Russia has denied such plans and accuses NATO countries of “provocations”, including military exercises near its borders.

Vladimir Putin and US President Joe Biden are scheduled to speak on December 7, according to Russian reports.

Earlier this week, US Secretary of State Anthony Blinken met his Russian counterpart, Sergei Lavrov.

Anthony Blinken, the US Secretary of State, is seen meeting Russia's Foreign Minister, Sergey Lavrov, in Stockholm on Thursday.

Anthony Blinken, the US Secretary of State, is seen meeting Russia’s Foreign Minister, Sergey Lavrov, in Stockholm on Thursday.
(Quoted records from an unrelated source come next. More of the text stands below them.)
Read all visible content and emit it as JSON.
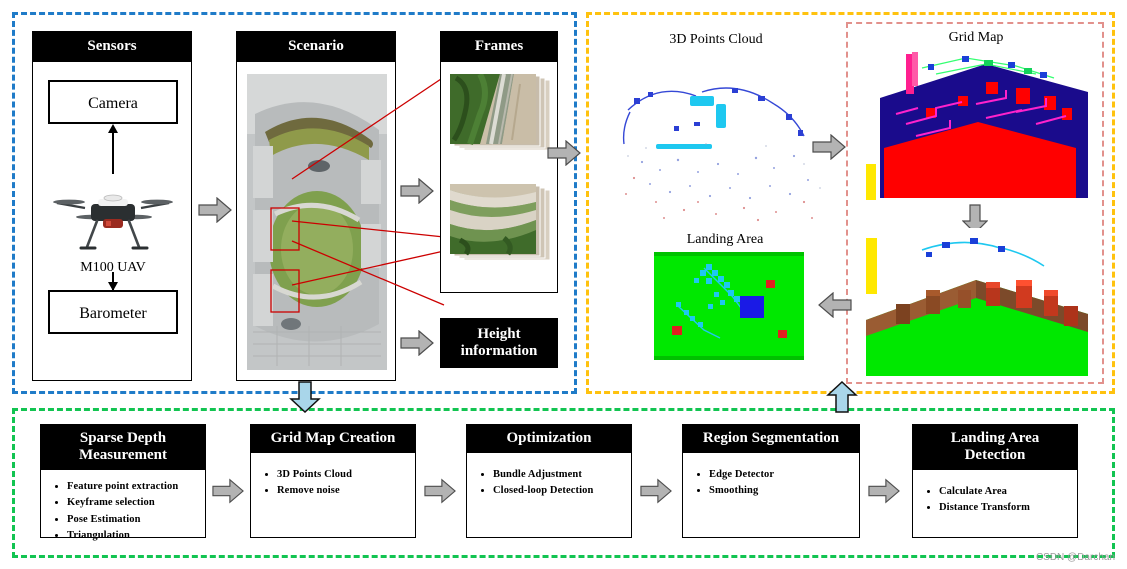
{
  "regions": {
    "acquisition": {
      "name": "data-acquisition-region",
      "color": "#1f7bc8"
    },
    "mapping": {
      "name": "mapping-region",
      "color": "#ffc20e"
    },
    "gridmap": {
      "name": "grid-map-region",
      "color": "#e2918c"
    },
    "pipeline": {
      "name": "pipeline-region",
      "color": "#12c451"
    }
  },
  "sensors": {
    "title": "Sensors",
    "camera": "Camera",
    "barometer": "Barometer",
    "uav_label": "M100 UAV"
  },
  "scenario": {
    "title": "Scenario"
  },
  "frames": {
    "title": "Frames"
  },
  "height_info": {
    "label": "Height\ninformation"
  },
  "mapping": {
    "point_cloud_title": "3D Points Cloud",
    "grid_map_title": "Grid Map",
    "landing_area_title": "Landing Area"
  },
  "pipeline": {
    "steps": [
      {
        "title": "Sparse Depth\nMeasurement",
        "items": [
          "Feature point extraction",
          "Keyframe selection",
          "Pose Estimation",
          "Triangulation"
        ]
      },
      {
        "title": "Grid  Map Creation",
        "items": [
          "3D Points Cloud",
          "Remove noise"
        ]
      },
      {
        "title": "Optimization",
        "items": [
          "Bundle Adjustment",
          "Closed-loop Detection"
        ]
      },
      {
        "title": "Region Segmentation",
        "items": [
          "Edge Detector",
          "Smoothing"
        ]
      },
      {
        "title": "Landing Area\nDetection",
        "items": [
          "Calculate Area",
          "Distance Transform"
        ]
      }
    ]
  },
  "watermark": "CSDN @Darchan"
}
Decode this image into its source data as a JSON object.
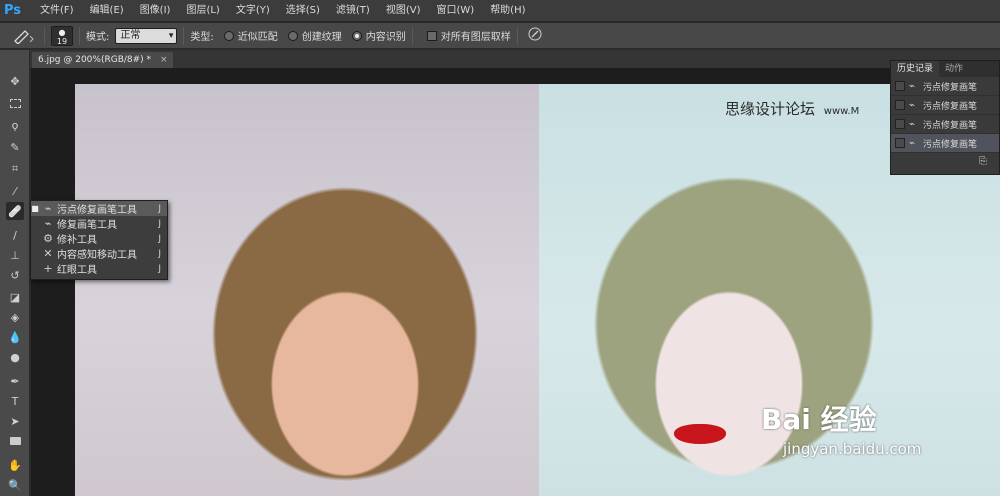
{
  "app": {
    "logo_text": "Ps"
  },
  "menu": [
    "文件(F)",
    "编辑(E)",
    "图像(I)",
    "图层(L)",
    "文字(Y)",
    "选择(S)",
    "滤镜(T)",
    "视图(V)",
    "窗口(W)",
    "帮助(H)"
  ],
  "options": {
    "brush_size": "19",
    "mode_label": "模式:",
    "mode_value": "正常",
    "type_label": "类型:",
    "radio_proximity": "近似匹配",
    "radio_texture": "创建纹理",
    "radio_content": "内容识别",
    "sample_all_label": "对所有图层取样",
    "selected_type": "内容识别"
  },
  "document": {
    "tab_title": "6.jpg @ 200%(RGB/8#) *",
    "close": "×"
  },
  "flyout": {
    "items": [
      {
        "label": "污点修复画笔工具",
        "key": "J",
        "icon": "spot-healing-brush-icon",
        "selected": true
      },
      {
        "label": "修复画笔工具",
        "key": "J",
        "icon": "healing-brush-icon",
        "selected": false
      },
      {
        "label": "修补工具",
        "key": "J",
        "icon": "patch-icon",
        "selected": false
      },
      {
        "label": "内容感知移动工具",
        "key": "J",
        "icon": "content-aware-move-icon",
        "selected": false
      },
      {
        "label": "红眼工具",
        "key": "J",
        "icon": "red-eye-icon",
        "selected": false
      }
    ]
  },
  "history": {
    "tab_history": "历史记录",
    "tab_actions": "动作",
    "rows": [
      {
        "label": "污点修复画笔"
      },
      {
        "label": "污点修复画笔"
      },
      {
        "label": "污点修复画笔"
      },
      {
        "label": "污点修复画笔"
      }
    ]
  },
  "watermarks": {
    "forum": "思缘设计论坛",
    "forum_url": "www.M",
    "baidu_logo": "Bai 经验",
    "baidu_url": "jingyan.baidu.com"
  }
}
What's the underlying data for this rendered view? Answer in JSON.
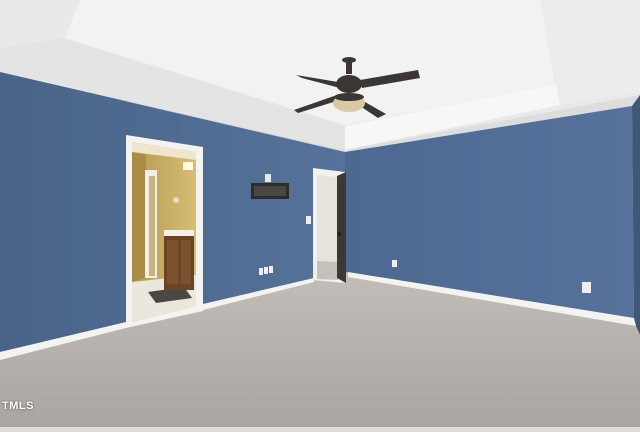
{
  "photo": {
    "subject": "empty-bedroom-interior",
    "watermark_text": "TMLS"
  },
  "colors": {
    "wall_blue": "#4f6b8f",
    "wall_blue_dark": "#3f5878",
    "ceiling": "#eeeeee",
    "carpet": "#b7b2ae",
    "trim": "#f3f3f1",
    "bath_wall": "#c9ad5f",
    "vanity_wood": "#6b4424",
    "fan_dark": "#3b3633",
    "fan_light": "#d8c9a6"
  }
}
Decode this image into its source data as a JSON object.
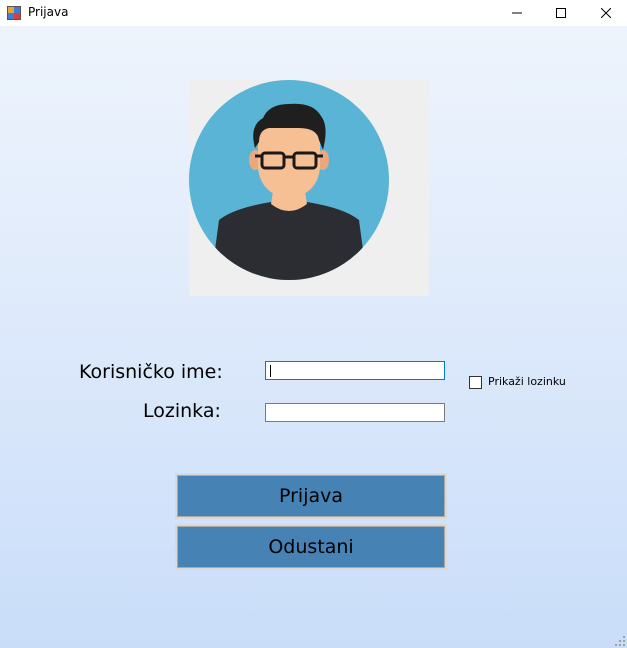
{
  "window": {
    "title": "Prijava"
  },
  "form": {
    "username_label": "Korisničko ime:",
    "username_value": "",
    "password_label": "Lozinka:",
    "password_value": "",
    "show_password_label": "Prikaži lozinku",
    "show_password_checked": false
  },
  "buttons": {
    "login_label": "Prijava",
    "cancel_label": "Odustani"
  },
  "colors": {
    "button_fill": "#4682b4",
    "avatar_background": "#5ab4d6",
    "shirt": "#2b2d33",
    "skin": "#f7bf94",
    "hair": "#1f1f1f"
  },
  "icons": {
    "app": "form-icon",
    "minimize": "minimize-icon",
    "maximize": "maximize-icon",
    "close": "close-icon",
    "avatar": "user-avatar"
  }
}
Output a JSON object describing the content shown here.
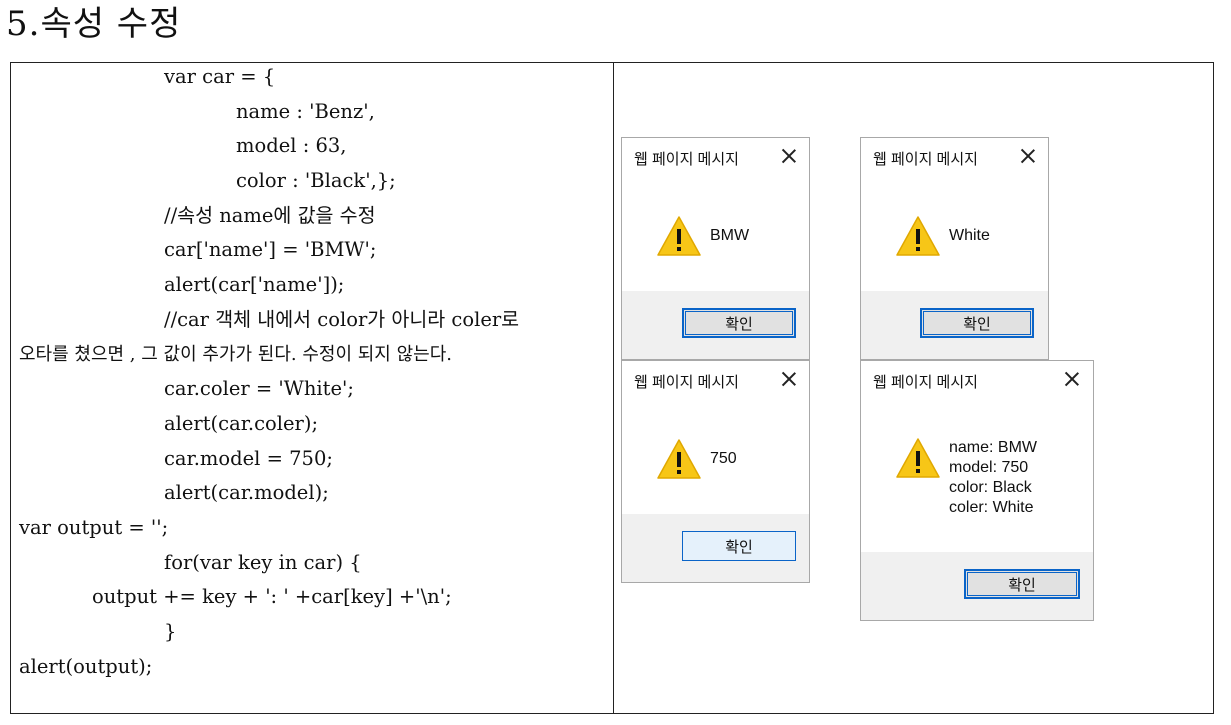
{
  "heading": "5.속성 수정",
  "code": {
    "lines": [
      "var car = {",
      "name : 'Benz',",
      "model : 63,",
      "color : 'Black',};",
      "//속성 name에 값을 수정",
      "car['name'] = 'BMW';",
      "alert(car['name']);",
      "//car 객체 내에서 color가 아니라 coler로",
      "오타를 쳤으면 , 그 값이 추가가 된다. 수정이 되지 않는다.",
      "car.coler = 'White';",
      "alert(car.coler);",
      "car.model = 750;",
      "alert(car.model);",
      "var output = '';",
      "for(var key in car) {",
      "output += key + ': ' +car[key] +'\\n';",
      "}",
      "alert(output);"
    ]
  },
  "dialogs": [
    {
      "title": "웹 페이지 메시지",
      "message": "BMW",
      "ok_label": "확인",
      "icon": "warning-icon"
    },
    {
      "title": "웹 페이지 메시지",
      "message": "White",
      "ok_label": "확인",
      "icon": "warning-icon"
    },
    {
      "title": "웹 페이지 메시지",
      "message": "750",
      "ok_label": "확인",
      "icon": "warning-icon"
    },
    {
      "title": "웹 페이지 메시지",
      "message": "name: BMW\nmodel: 750\ncolor: Black\ncoler: White",
      "ok_label": "확인",
      "icon": "warning-icon"
    }
  ],
  "colors": {
    "warning_fill": "#f7c617",
    "button_border": "#0a64c8",
    "footer_bg": "#f0f0f0"
  }
}
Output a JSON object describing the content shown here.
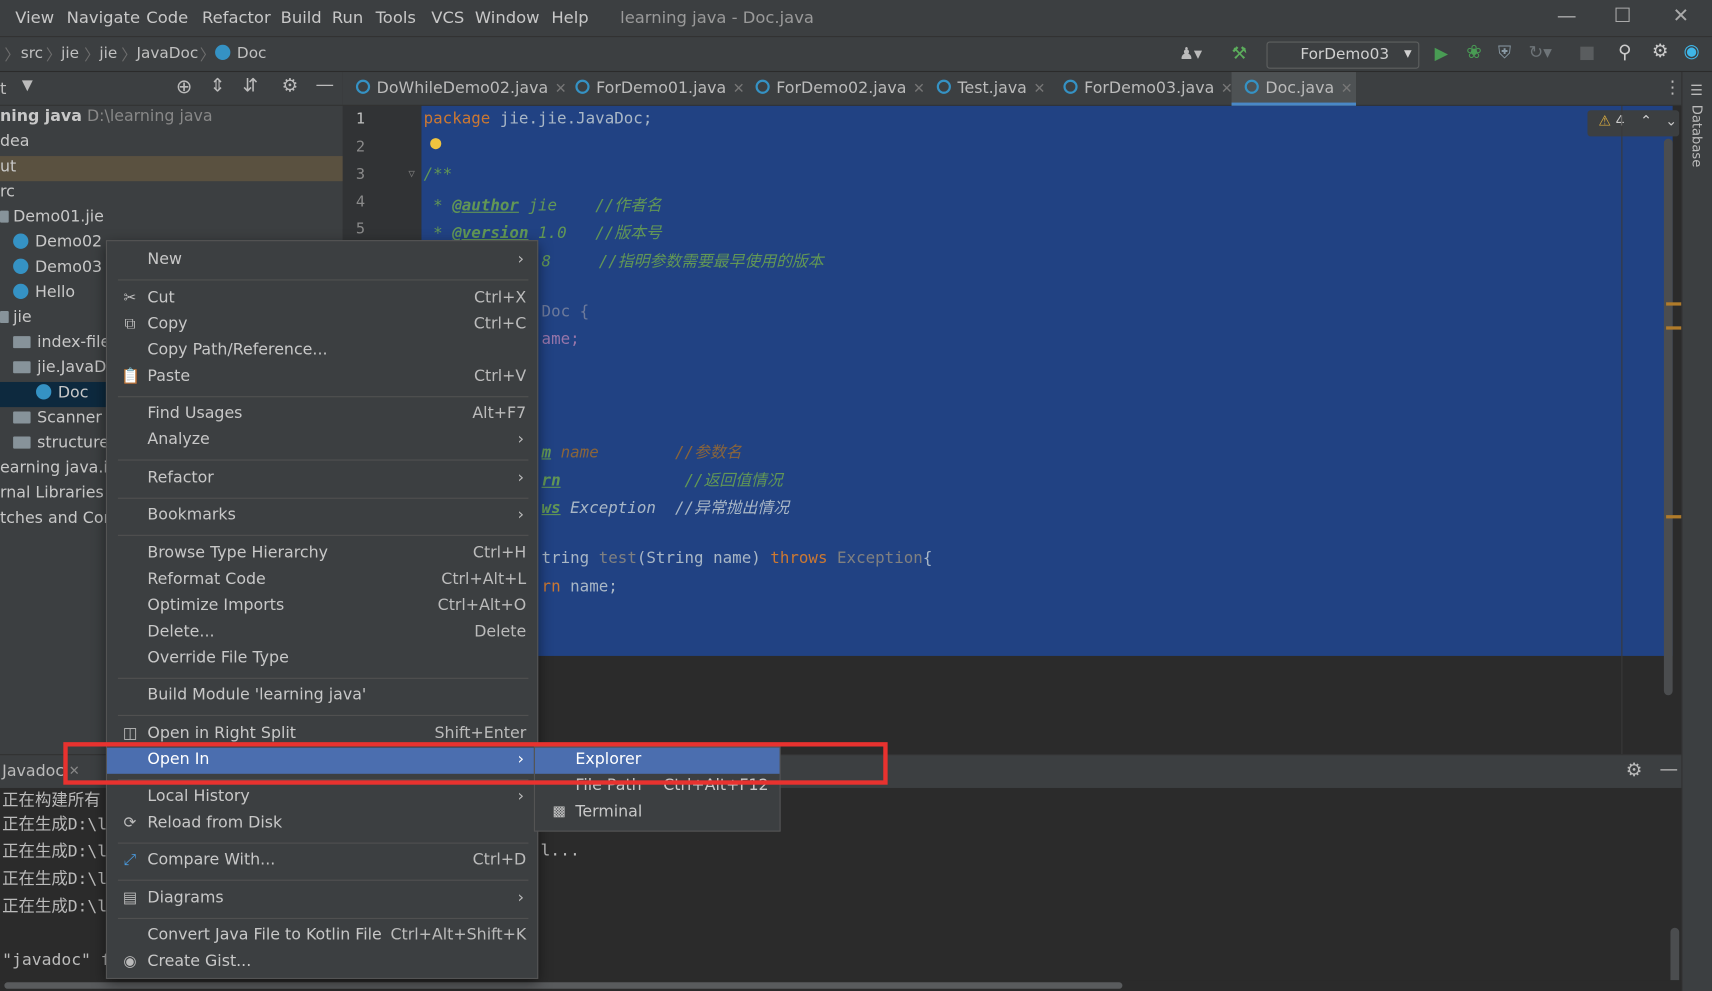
{
  "menubar": {
    "items": [
      "View",
      "Navigate",
      "Code",
      "Refactor",
      "Build",
      "Run",
      "Tools",
      "VCS",
      "Window",
      "Help"
    ],
    "title": "learning java - Doc.java"
  },
  "breadcrumb": [
    "src",
    "jie",
    "jie",
    "JavaDoc",
    "Doc"
  ],
  "run_config": "ForDemo03",
  "tabs": [
    "DoWhileDemo02.java",
    "ForDemo01.java",
    "ForDemo02.java",
    "Test.java",
    "ForDemo03.java",
    "Doc.java"
  ],
  "project_header": "t",
  "tree": [
    "ning java",
    "D:\\learning java",
    "dea",
    "ut",
    "rc",
    "Demo01.jie",
    "Demo02",
    "Demo03",
    "Hello",
    "jie",
    "index-files",
    "jie.JavaDoc",
    "Doc",
    "Scanner",
    "structure",
    "earning java.iml",
    "rnal Libraries",
    "tches and Cons"
  ],
  "gutter": [
    "1",
    "2",
    "3",
    "4",
    "5"
  ],
  "warnings": "4",
  "code": {
    "l1": [
      "package",
      " jie.jie.JavaDoc;"
    ],
    "l3": "/**",
    "l4": [
      " * ",
      "@author",
      " jie    //作者名"
    ],
    "l5": [
      " * ",
      "@version",
      " 1.0   //版本号"
    ],
    "l6": "8     //指明参数需要最早使用的版本",
    "l8": "Doc {",
    "l9": "ame;",
    "l13": [
      "m",
      " name        //参数名"
    ],
    "l14": [
      "rn",
      "             //返回值情况"
    ],
    "l15": [
      "ws",
      " Exception  //异常抛出情况"
    ],
    "l17": [
      "tring ",
      "test",
      "(String name) ",
      "throws",
      " Exception",
      "{"
    ],
    "l18": [
      "rn",
      " name;"
    ]
  },
  "database_label": "Database",
  "bottom_tab": "Javadoc",
  "console": [
    "正在构建所有",
    "正在生成D:\\l",
    "正在生成D:\\l",
    "正在生成D:\\l",
    "正在生成D:\\l",
    "\"javadoc\" f"
  ],
  "console_ellipsis": "l...",
  "context_menu": {
    "new": "New",
    "cut": "Cut",
    "cut_sc": "Ctrl+X",
    "copy": "Copy",
    "copy_sc": "Ctrl+C",
    "copy_path": "Copy Path/Reference...",
    "paste": "Paste",
    "paste_sc": "Ctrl+V",
    "find_usages": "Find Usages",
    "find_usages_sc": "Alt+F7",
    "analyze": "Analyze",
    "refactor": "Refactor",
    "bookmarks": "Bookmarks",
    "browse_hierarchy": "Browse Type Hierarchy",
    "browse_hierarchy_sc": "Ctrl+H",
    "reformat": "Reformat Code",
    "reformat_sc": "Ctrl+Alt+L",
    "optimize": "Optimize Imports",
    "optimize_sc": "Ctrl+Alt+O",
    "delete": "Delete...",
    "delete_sc": "Delete",
    "override": "Override File Type",
    "build_module": "Build Module 'learning java'",
    "open_right": "Open in Right Split",
    "open_right_sc": "Shift+Enter",
    "open_in": "Open In",
    "local_history": "Local History",
    "reload": "Reload from Disk",
    "compare": "Compare With...",
    "compare_sc": "Ctrl+D",
    "diagrams": "Diagrams",
    "convert": "Convert Java File to Kotlin File",
    "convert_sc": "Ctrl+Alt+Shift+K",
    "gist": "Create Gist..."
  },
  "submenu": {
    "explorer": "Explorer",
    "file_path": "File Path",
    "file_path_sc": "Ctrl+Alt+F12",
    "terminal": "Terminal"
  },
  "colors": {
    "selection": "#214283",
    "menu_highlight": "#4b6eaf",
    "annotation_box": "#e8322f"
  }
}
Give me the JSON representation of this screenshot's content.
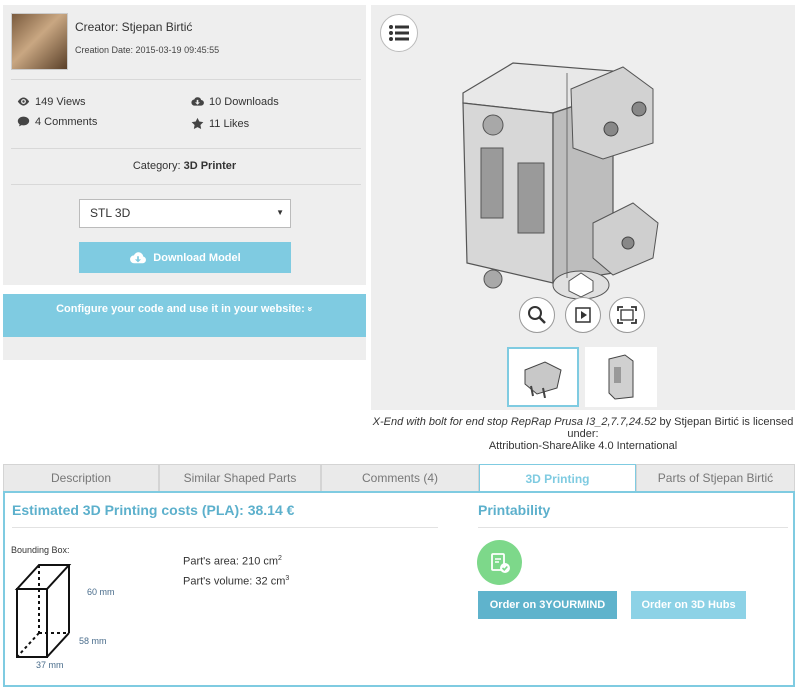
{
  "creator": {
    "name": "Creator: Stjepan Birtić",
    "creation_date": "Creation Date: 2015-03-19 09:45:55"
  },
  "stats": {
    "views": "149 Views",
    "comments": "4 Comments",
    "downloads": "10 Downloads",
    "likes": "11 Likes"
  },
  "category": {
    "label": "Category:",
    "value": "3D Printer"
  },
  "format_select": {
    "value": "STL 3D"
  },
  "download_button": "Download Model",
  "configure": {
    "label": "Configure your code and use it in your website:",
    "chevron": "»"
  },
  "license": {
    "title": "X-End with bolt for end stop RepRap Prusa I3_2,7.7,24.52",
    "by": " by Stjepan Birtić is licensed under:",
    "name": "Attribution-ShareAlike 4.0 International"
  },
  "tabs": [
    {
      "label": "Description"
    },
    {
      "label": "Similar Shaped Parts"
    },
    {
      "label": "Comments (4)"
    },
    {
      "label": "3D Printing"
    },
    {
      "label": "Parts of Stjepan Birtić"
    }
  ],
  "printing": {
    "cost_heading": "Estimated 3D Printing costs (PLA): 38.14 €",
    "printability_heading": "Printability",
    "bbox_label": "Bounding Box:",
    "area_label": "Part's area: 210 cm",
    "area_sup": "2",
    "volume_label": "Part's volume: 32 cm",
    "volume_sup": "3",
    "dim_height": "60 mm",
    "dim_depth": "58 mm",
    "dim_width": "37 mm",
    "order_3yourmind": "Order on 3YOURMIND",
    "order_3dhubs": "Order on 3D Hubs"
  },
  "colors": {
    "accent": "#7fcbe1",
    "accent_dark": "#5cb0cc",
    "printable_green": "#7dd88a",
    "panel_bg": "#eeeeee"
  },
  "icons": [
    "eye-icon",
    "comment-icon",
    "cloud-download-icon",
    "star-icon",
    "list-menu-icon",
    "zoom-icon",
    "play-icon",
    "fullscreen-icon",
    "printable-check-icon"
  ]
}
Blinken warned Moscow of the “heavy costs” that Russia would pay if it invaded Ukraine, and on Thursday urged his Russian counterpart to seek a diplomatic exit from the crisis.

“You have made very clear our deep concerns and our determination to hold Russia accountable for its actions, including our commitment to work with European allies to impose severe costs and consequences on Russia if it takes further aggressive actions against Ukraine,” Blinken told a news conference. after the meeting.

Russia must now de-escalate current tensions by reversing the recent troop surge, returning troops to their normal peacetime positions and refraining from further intimidation and attempts to destabilize Ukraine.

Lavrov told reporters before his talks with Blinkin that Moscow was ready for dialogue with Kiev.

“We, as President Putin has stated, do not want any conflicts,” he said.

Blinken stated, before the meeting: “We don’t know if President Putin made the decision to invade.

We know he puts in the ability to do so at short notice if he decides to.

“We must prepare for all emergencies.”